How generic does this have to be? Do your URLs have parameters? Or do you just want something that works for the above and similar URLs? How about

^https?:\/(?:\/[\w.-]+){2}$

Re: Regex question

specious wrote:

RJ

How generic does this have to be? Do your URLs have parameters? Or do you just want something that works for the above and similar URLs? How about

^https?:\/(?:\/[\w.-]+){2}$

Specious I love you, that is all I needed! No parameters or anything.

Regexs are obviously not my strong suit so I am trying to get my head around that one. I would also like to modify it so that it works with an IP Address with a port instead of a domain name.

http://10.0.0.0:85/top-level
http://10.0.0.0:85/top-level/second-level
http://10.0.0.0:85/top-level/second-level/third-level

I don't suppose your regex-fu could solve this one? In the meantime I am going to try and decipher the original one.

Re: Regex question

Regexes are all about patterns. You've got to look for the patterns first, then decide how you are going to match them. In this instance, we aren't in the business of validating the URL; by the time it's got to your view, the URL must be valid or it wouldn't have got that far. So it can be made a lot simpler.
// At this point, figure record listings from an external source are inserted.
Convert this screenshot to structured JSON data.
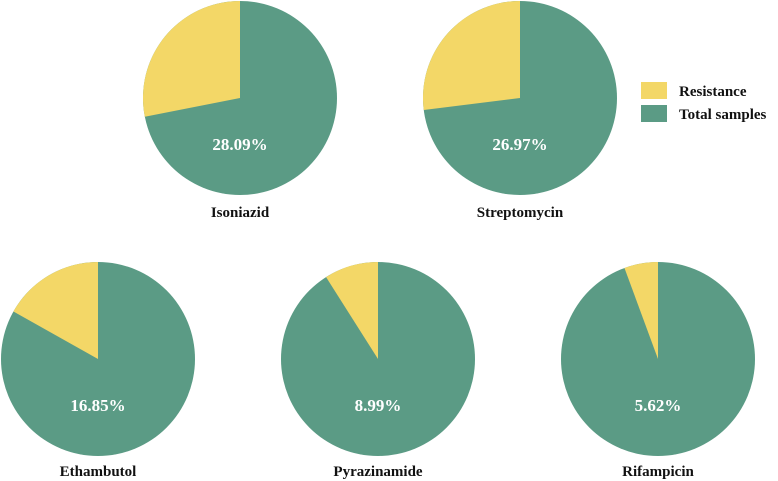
{
  "colors": {
    "resistance": "#F3D767",
    "total": "#5B9B85"
  },
  "legend": [
    {
      "key": "resistance",
      "label": "Resistance"
    },
    {
      "key": "total",
      "label": "Total samples"
    }
  ],
  "chart_data": {
    "type": "pie",
    "series_labels": [
      "Resistance",
      "Total samples"
    ],
    "pies": [
      {
        "label": "Isoniazid",
        "resistance_pct": 28.09,
        "pct_text": "28.09%"
      },
      {
        "label": "Streptomycin",
        "resistance_pct": 26.97,
        "pct_text": "26.97%"
      },
      {
        "label": "Ethambutol",
        "resistance_pct": 16.85,
        "pct_text": "16.85%"
      },
      {
        "label": "Pyrazinamide",
        "resistance_pct": 8.99,
        "pct_text": "8.99%"
      },
      {
        "label": "Rifampicin",
        "resistance_pct": 5.62,
        "pct_text": "5.62%"
      }
    ],
    "legend_position": "top-right"
  }
}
In this case the pattern is protocol:/ (/stuff) x 2

In the original, we start by telling it to match the whole string, so we put the anchors ^ and $ at the beginning and the end respectively.

^          # start of string
http       # literal 'http'
s?         # literal 's', zero or one times
:          # literal :
\/         # literal /, escaped
(?:        # start non-capturing bracket
\/         # literal /, escaped
[\w.-]     # character class; \w is shorthand for 'word character'
+          # anything in the character class, one or more times
)          # close non-capturing bracket
{2}        # everything in the bracket, twice
$          # end of string

Because we don't have to validate the URL, just match it, we can just add \d (numbers 0-9) and : to the character class.

^https?:\/(?:\/[\d\w.\:-]+){2}

As previously noted, this will match all kinds of crap like https://:x33:.124:abc/123:stuff, but by the time it gets to your view it will already be a valid URL, so we don't care.

BTW, this will also match http://my.domain.com:8080/stuff which is probably what you want...

HTH

Re: Regex question

Thank you for that excellent explanation and some good insight. When I initially tried to do this myself I was falling into the trap you mentioned in that I was trying to model the URL too specifically.